«Dialoghi sulla sofferenza» è una mostra ospitata nell'Orto dell'abbondanza di Urbino che affianca tre fotografi i quali affrontano in modi diversi il tema del dolore, come condizione individuale in diversi contesti sociali. Dalla vita negli ospedali psichiatrici alla disperazione solitaria, alla discriminazione. La sofferenza è una forma della solitudine. Il tempo ci corre addosso, ci trasforma, attraversa anche le nostre menti e cambia le nostre idee e la nostra percezione delle cose.

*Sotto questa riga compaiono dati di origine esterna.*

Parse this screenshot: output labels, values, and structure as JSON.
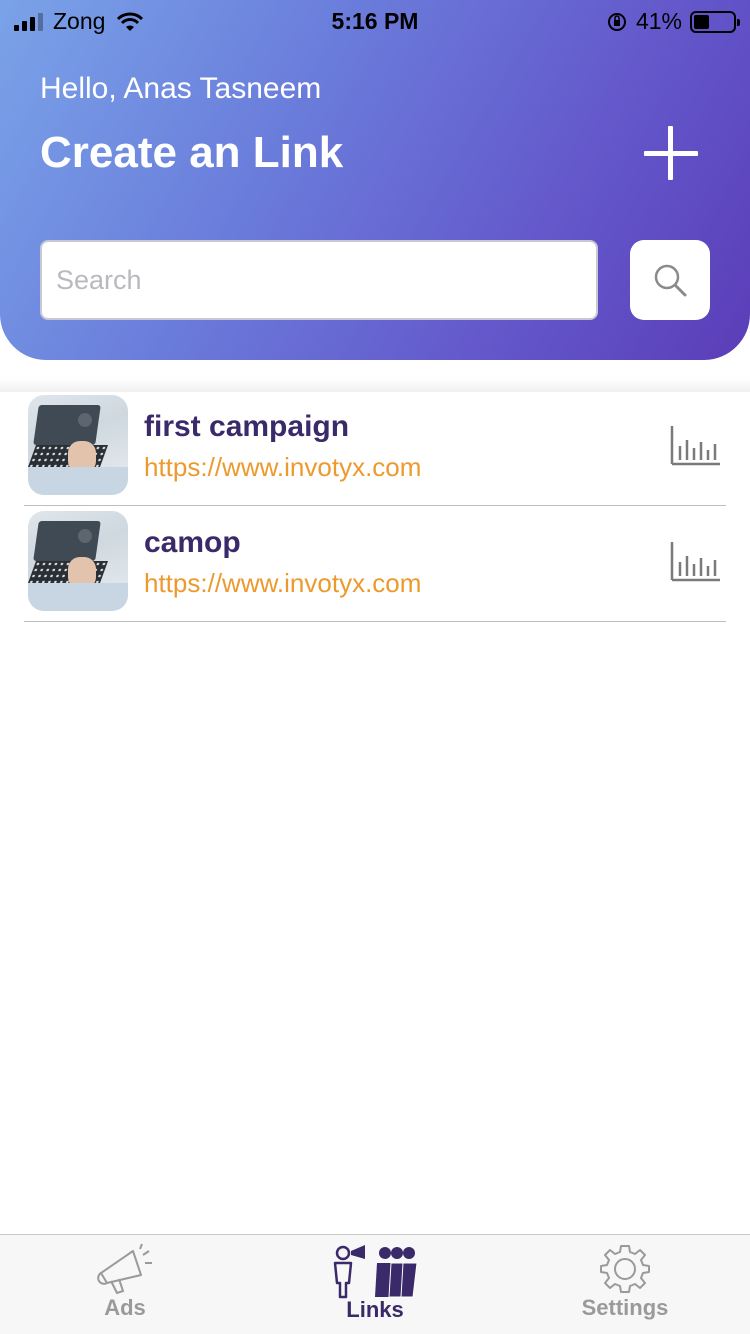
{
  "status_bar": {
    "carrier": "Zong",
    "time": "5:16 PM",
    "battery_percent": "41%",
    "battery_level": 0.41
  },
  "header": {
    "greeting": "Hello, Anas Tasneem",
    "title": "Create an Link",
    "add_icon": "plus-icon"
  },
  "search": {
    "placeholder": "Search",
    "value": "",
    "button_icon": "search-icon"
  },
  "links": [
    {
      "title": "first campaign",
      "url": "https://www.invotyx.com",
      "stats_icon": "bar-chart-icon"
    },
    {
      "title": "camop",
      "url": "https://www.invotyx.com",
      "stats_icon": "bar-chart-icon"
    }
  ],
  "tabbar": {
    "tabs": [
      {
        "label": "Ads",
        "icon": "megaphone-icon",
        "active": false
      },
      {
        "label": "Links",
        "icon": "people-icon",
        "active": true
      },
      {
        "label": "Settings",
        "icon": "gear-icon",
        "active": false
      }
    ]
  },
  "colors": {
    "header_gradient_start": "#7aa3e8",
    "header_gradient_end": "#5a3db8",
    "title_purple": "#3a2a6a",
    "url_orange": "#ec9a2e"
  }
}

Giordano Morganti, a me vicino negli anni, ha battuto gli ultimi manicomi nella stagione di trapasso dopo la legge Basaglia. Ha incontrato i matti, li ha fotografati, ne ha condiviso il dolore. E poi è tornato in quelle stanze vuote, manicomi abbandonati, gli ospedali psichiatrici, una brutta definizione che ci parla di incurabili, eppure sottoposti a cure ma in realtà a violenze, a segregazioni. Sono passati gli anni, i decenni, non si parla più di manicomi, eppure la follia è cresciuta: disturbi, turbamenti, dolore, si scaricano nella vita e nell'esperienza quotidiana. I sofferenti non si ricoverano più in ospedale, non avrebbe senso. Siamo sofferenti tutti. E così oggi Morganti non documenta più le cronache e il dolore, ma la storia.

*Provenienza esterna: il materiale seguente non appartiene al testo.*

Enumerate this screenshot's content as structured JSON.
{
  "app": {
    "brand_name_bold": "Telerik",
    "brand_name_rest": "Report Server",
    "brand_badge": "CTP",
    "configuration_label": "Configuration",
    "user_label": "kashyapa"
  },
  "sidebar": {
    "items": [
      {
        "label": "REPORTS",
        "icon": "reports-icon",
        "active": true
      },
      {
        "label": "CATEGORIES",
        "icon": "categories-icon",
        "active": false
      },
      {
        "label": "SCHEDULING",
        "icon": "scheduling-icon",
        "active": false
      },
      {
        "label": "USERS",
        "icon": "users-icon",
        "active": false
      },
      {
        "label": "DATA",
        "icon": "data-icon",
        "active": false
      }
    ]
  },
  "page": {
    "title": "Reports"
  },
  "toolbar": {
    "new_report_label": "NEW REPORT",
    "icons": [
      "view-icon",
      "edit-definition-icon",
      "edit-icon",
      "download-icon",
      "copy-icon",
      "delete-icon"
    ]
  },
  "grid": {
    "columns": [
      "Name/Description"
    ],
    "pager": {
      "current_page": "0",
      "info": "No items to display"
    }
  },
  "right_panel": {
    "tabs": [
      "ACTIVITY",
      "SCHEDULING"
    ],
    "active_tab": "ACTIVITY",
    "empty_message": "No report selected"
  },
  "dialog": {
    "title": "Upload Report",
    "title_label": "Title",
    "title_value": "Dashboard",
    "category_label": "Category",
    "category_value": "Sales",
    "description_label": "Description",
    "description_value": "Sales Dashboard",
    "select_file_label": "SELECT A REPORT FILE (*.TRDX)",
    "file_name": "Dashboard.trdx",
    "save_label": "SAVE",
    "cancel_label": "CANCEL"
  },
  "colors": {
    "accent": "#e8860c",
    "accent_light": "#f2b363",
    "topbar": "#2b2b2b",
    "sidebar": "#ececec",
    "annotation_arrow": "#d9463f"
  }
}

In dialogo con lui, due giovani donne ci raccontano, con la fotografia, le loro inquietudini, affidando all'obiettivo l'indagine non di ciò che è fuori, ma di ciò che è dentro la loro anima, la loro sensibilità, la loro coscienza. Un occhio interiore.
Ecco Ilaria Facci che sembra voler cogliere nelle torsioni dei corpi il momento in cui ne esce l'anima, che sfugge e che insieme dà vento e senso alle immagini. E Ilaria sembra dire: la donna è prima anima che corpo, e io ne colgo i sussulti, in una sequenza che strappa ai volti il primato per attribuirlo ai corpi. Ilaria vede il mondo con occhi diversi, malati, attraverso il retinoblastoma, e ci parla di un mondo altrimenti sconosciuto. Ma non è indifesa. È coraggiosa; ci affronta a corpo nudo, sottoposto a tensioni, torsioni, contorsioni, in una lontana memoria di Lucian Freud, e in una, più vicina, di Jenny Saville. Quei corpi si decompongono, o sono schiacciati; e resistono. Questi, di Ilaria, si sublimano, si trasfigurano, si fanno anime, come la Pietà Rondanini, sublime ultimo pensiero di Michelangelo; o foglie, come in Apollo e Dafne di Bernini. Ilaria ci parla della sua anima, del suo dolore, dei suoi desideri. Le sue atmosfere stanno fra il manierismo e il simbolismo, fra Rosso Fiorentino El Greco e Füssli; e Von Stuck. Sono corpi o fantasmi? Corpi piegati, corpi riflessi, corpi deformati, corpi sfuggenti, avvitati, sfocati. Ilaria è un'artista colta, piena di echi e reminiscenze. Deve essere stata incantata dalla Ophelia di John Everett Millais, corpo che galleggia in acque stagnanti, entro una lussureggiante vegetazione, ai bordi del fiume Hogsmill, a Ewell, nel Surrey.
Certo Ilaria sarà compiaciuta di sapere che, per la sua Ophelia, Millais scelse a modella Elizabeth Siddal, futura moglie di Dante Gabriel Rossetti e, per rendere più verosimile l'annegamento della fanciulla, la fece immergere in una vasca da bagno riscaldata con candele, nel suo tetro appartamento, al numero 7 di Gower Street, a Londra. La contratta resistenza della donna fu notevole, anche quando il provvisorio riscaldamento cessò di funzionare. E qui esce Ilaria: Elizabeth tenacemente continuò a posare, prendendo una terribile bronchite che ne compromise definitivamente la salute. Vita, malattia, morte.
Da un altro mondo viene Nidaa Badwan che, per essere libera, si è autoricoverata. A manicomi chiusi, ha scelto di imprigionarsi in una stanza per quasi due anni. Si era ribellata al velo che celava il suo volto, ha scelto di rifugiarsi in solitudine per essere libera e non dover subire la prigione e la condanna dello sguardo degli altri, maschi islamici.
Nella vita quotidiana i pregiudizi, la mortificazione della donna impongono un rapporto subalterno. Per essere liberi occorre nascondersi, chiudersi in casa, e da lì raccontare il proprio corpo, la propria identità femminile. Morganti, Facci, Badwan, tre condizioni della sofferenza. La fotografia contro la realtà.